Seeks clarifications as a similar plea was dismissed in an earlier case
The Supreme Court on August 1 reserved judgment in a petition filed by various organisations seeking 100 per cent neutralisation of DA for pre-November 2002 bank retirees. Senior counsel who represented the bank management (Indian Banks’ Association) vehemently argued that there was no case of discrimination, as is being alleged, between pre- or post-2002 retirees.
The employer has a right to restrict the applicability of new benefits/improvements to future retirees and for that purpose the cut-off date of November 1, 2002, was in order.
The counsel also argued that making the 100 per cent DA neutralisation applicable to all past retirees would involve huge financial burden on banks.
VK Bali, arguing for the petitioners, said the distinctions made out in the Bipartite Settlement of May 2005, in respect of applicability of uniform rate of DA and the distortions in its implementation through IBA circular dated June 28, 2005, had gone against its spirit.
The clauses relating to payment of uniform DA from May 2005 did not stipulate any cut-off date with regard to exclusion of pre-November 2002 retirees from the applicability of 100 per cent DA. They had only mentioned the change in formula to 100 per cent DA neutralisation from 2005.
While issuing the circular, the IBA had ‘unilaterally created an artificial classification by wrongly dividing the retirees into different groups as pre-November 2002 and post-November 2002.’
AS Nambiar, another counsel, sought to invoke Article 14 of the Constitution here. The ‘artificial classification’ had no justification or rationale, he said.
Inflation hurts all pensioners equally, irrespective of the date of retirement. DA is payable towards part-compensation on account of price rise and, hence, there cannot be different rates payable to retirees merely on the basis of their date of retirement.
The argument of the management about pension fund being contributory was countered on the grounds that it is a revenue expenditure that has to be fully met by the bank in accordance with actuarial investigation.

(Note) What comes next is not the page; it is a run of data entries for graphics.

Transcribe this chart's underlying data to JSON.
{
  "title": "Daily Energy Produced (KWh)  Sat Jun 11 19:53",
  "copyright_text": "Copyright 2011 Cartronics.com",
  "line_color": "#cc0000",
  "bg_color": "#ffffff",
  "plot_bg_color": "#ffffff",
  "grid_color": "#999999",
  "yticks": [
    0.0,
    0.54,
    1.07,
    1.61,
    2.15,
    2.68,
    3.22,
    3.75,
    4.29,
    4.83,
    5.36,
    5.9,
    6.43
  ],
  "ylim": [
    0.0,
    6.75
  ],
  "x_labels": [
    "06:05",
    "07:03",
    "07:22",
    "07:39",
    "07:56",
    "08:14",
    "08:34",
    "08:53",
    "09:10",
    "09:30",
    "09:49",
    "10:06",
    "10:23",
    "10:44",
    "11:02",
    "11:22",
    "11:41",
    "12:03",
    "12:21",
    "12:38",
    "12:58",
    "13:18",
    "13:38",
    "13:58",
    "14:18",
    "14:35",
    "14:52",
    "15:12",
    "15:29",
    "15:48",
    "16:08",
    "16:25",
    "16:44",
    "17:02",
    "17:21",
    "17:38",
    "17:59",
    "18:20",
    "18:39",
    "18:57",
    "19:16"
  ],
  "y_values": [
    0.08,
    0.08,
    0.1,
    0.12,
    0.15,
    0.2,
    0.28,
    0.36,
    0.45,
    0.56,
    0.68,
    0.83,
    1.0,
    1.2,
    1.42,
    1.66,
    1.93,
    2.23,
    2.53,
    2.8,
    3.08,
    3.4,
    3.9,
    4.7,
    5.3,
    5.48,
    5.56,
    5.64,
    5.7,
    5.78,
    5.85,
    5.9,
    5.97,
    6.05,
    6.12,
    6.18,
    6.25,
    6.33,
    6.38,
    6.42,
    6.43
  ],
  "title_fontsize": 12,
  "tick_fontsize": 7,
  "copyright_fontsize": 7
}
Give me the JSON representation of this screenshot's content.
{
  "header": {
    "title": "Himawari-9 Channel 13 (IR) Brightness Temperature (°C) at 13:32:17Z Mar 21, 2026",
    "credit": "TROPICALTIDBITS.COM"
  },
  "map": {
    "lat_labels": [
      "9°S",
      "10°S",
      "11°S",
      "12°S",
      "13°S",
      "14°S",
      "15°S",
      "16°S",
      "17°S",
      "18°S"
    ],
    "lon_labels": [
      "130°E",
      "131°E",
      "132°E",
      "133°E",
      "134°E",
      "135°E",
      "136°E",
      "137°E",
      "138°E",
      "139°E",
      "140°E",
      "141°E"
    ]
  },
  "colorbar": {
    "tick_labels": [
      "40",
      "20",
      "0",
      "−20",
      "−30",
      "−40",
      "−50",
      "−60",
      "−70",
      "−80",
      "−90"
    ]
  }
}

V Mohana, another counsel for the petitioners, invited the court’s attention to the discrimination caused by the IBA circular of June 28, 2005. Judgment in the case should apply to all affected bank pensioners. The argument about the huge financial burden is without any substance or justification, he said. Meanwhile, the court sought some clarifications in the light of an earlier case of 100 per cent DA neutralisation having been dismissed.
It also sought views of the rival parties about another judgment relating to dismissal of appeals against an order of the Madras High Court in a related case and implications thereof.